In a January 2017 opinion, the U.S. Court of Appeals for the 8th Circuit addressed a residential home loan borrower’s attempt to use the Truth in Lending Act (TILA, 15 U.S.C. 1601) to defeat its home lender’s promissory note and securing mortgage. The borrower also sought to declare the lender’s foreclosure to be wrongful. See Dunn v. Bank of America, N.A., et al., _____ F.3d ______ (2017).
The borrower argued that the TILA (specifically, Part B, Credit Transactions, Subchapter I, Consumer Credit Cost Disclosure, Section 1635 (a)) required the lender to provide the borrower with a written statement regarding the borrower’s right to rescind the loan. Because the lender did not do this, the borrower contended that it was entitled to damages, injunctive relief, rescission and the release of the mortgage. The borrower essentially argued that it was entitled to use the lender’s funds to obtain the home but that it should not be responsible for repaying its lender.

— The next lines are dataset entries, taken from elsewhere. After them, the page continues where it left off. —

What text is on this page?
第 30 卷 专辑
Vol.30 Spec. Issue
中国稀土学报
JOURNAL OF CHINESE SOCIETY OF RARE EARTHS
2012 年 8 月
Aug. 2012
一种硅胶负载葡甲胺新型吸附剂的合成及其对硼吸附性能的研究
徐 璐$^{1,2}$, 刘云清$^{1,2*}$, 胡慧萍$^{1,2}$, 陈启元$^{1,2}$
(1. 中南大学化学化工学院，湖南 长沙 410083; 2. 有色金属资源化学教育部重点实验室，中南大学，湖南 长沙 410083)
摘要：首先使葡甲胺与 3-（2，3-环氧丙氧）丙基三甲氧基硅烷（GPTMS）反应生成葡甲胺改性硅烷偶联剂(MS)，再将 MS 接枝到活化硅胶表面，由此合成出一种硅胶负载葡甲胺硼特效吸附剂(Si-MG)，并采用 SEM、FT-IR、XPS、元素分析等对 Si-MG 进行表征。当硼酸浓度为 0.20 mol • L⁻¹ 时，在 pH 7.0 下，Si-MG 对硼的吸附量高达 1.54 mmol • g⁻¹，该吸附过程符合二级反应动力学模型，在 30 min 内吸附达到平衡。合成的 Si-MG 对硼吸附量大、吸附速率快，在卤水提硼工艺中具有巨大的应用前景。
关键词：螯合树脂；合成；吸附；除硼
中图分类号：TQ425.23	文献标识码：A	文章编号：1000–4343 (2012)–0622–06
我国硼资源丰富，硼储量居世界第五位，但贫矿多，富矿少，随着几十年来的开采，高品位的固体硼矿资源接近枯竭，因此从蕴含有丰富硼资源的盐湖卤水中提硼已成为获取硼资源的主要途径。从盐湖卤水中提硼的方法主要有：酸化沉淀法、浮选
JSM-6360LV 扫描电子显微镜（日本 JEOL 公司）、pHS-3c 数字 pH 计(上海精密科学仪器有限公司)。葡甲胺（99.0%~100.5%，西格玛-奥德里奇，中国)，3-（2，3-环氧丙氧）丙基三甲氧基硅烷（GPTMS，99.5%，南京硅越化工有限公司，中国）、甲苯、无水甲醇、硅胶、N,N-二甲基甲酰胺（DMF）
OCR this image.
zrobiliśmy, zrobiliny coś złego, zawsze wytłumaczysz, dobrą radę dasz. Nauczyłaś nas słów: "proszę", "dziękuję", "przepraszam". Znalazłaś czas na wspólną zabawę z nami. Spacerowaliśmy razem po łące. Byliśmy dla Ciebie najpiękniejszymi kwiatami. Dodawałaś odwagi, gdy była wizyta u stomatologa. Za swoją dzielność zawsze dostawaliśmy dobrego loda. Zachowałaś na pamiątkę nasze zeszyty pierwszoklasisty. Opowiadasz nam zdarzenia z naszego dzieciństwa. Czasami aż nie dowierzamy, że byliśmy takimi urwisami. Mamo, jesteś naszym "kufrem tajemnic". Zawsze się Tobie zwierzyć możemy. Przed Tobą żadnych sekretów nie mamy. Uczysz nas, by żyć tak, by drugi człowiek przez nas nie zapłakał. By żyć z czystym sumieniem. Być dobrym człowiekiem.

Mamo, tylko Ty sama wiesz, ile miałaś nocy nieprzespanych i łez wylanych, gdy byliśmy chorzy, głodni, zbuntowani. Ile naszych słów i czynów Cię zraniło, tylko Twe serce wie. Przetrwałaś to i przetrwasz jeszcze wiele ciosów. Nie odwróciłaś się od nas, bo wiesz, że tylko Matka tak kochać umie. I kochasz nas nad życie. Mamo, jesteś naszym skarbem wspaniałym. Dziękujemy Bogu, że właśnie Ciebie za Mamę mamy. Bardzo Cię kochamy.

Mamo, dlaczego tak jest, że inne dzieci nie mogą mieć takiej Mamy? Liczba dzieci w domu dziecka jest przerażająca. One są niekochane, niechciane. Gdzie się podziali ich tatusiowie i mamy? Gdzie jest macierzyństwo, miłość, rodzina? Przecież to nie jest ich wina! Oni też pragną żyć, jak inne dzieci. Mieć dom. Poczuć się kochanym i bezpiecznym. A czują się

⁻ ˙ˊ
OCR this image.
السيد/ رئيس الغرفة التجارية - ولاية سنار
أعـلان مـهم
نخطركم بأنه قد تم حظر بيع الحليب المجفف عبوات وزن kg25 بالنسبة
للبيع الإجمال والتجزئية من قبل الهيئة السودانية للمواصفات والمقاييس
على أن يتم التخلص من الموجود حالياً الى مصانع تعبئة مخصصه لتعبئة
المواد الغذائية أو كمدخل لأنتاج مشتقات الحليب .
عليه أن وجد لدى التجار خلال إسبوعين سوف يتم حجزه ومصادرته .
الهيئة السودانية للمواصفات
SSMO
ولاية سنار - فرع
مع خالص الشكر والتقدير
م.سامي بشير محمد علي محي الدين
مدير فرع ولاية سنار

The 8th Circuit disagreed with the borrower’s argument. At the core of its opinion, the 8th Circuit cited TILA’s Section 1635(e) (listing exempt transactions) and held that residential mortgage transactions entered to “finance the acquisition” of a dwelling are not subject to TILA. In reaching this conclusion, the 8th Circuit cited similar rulings from the 9th Circuit and the 8th Circuit Bankruptcy Appellate Panel as well as 12 C.F.R. 226.23(f). Additionally, the 8th Circuit noted that the borrower’s action was barred by TILA’s 1-year statute of limitations.
In short, TILA does not apply to residential mortgages used to finance the initial acquisition of a dwelling. However, the results would have been different if the underlying transaction would have been to refinance an existing loan.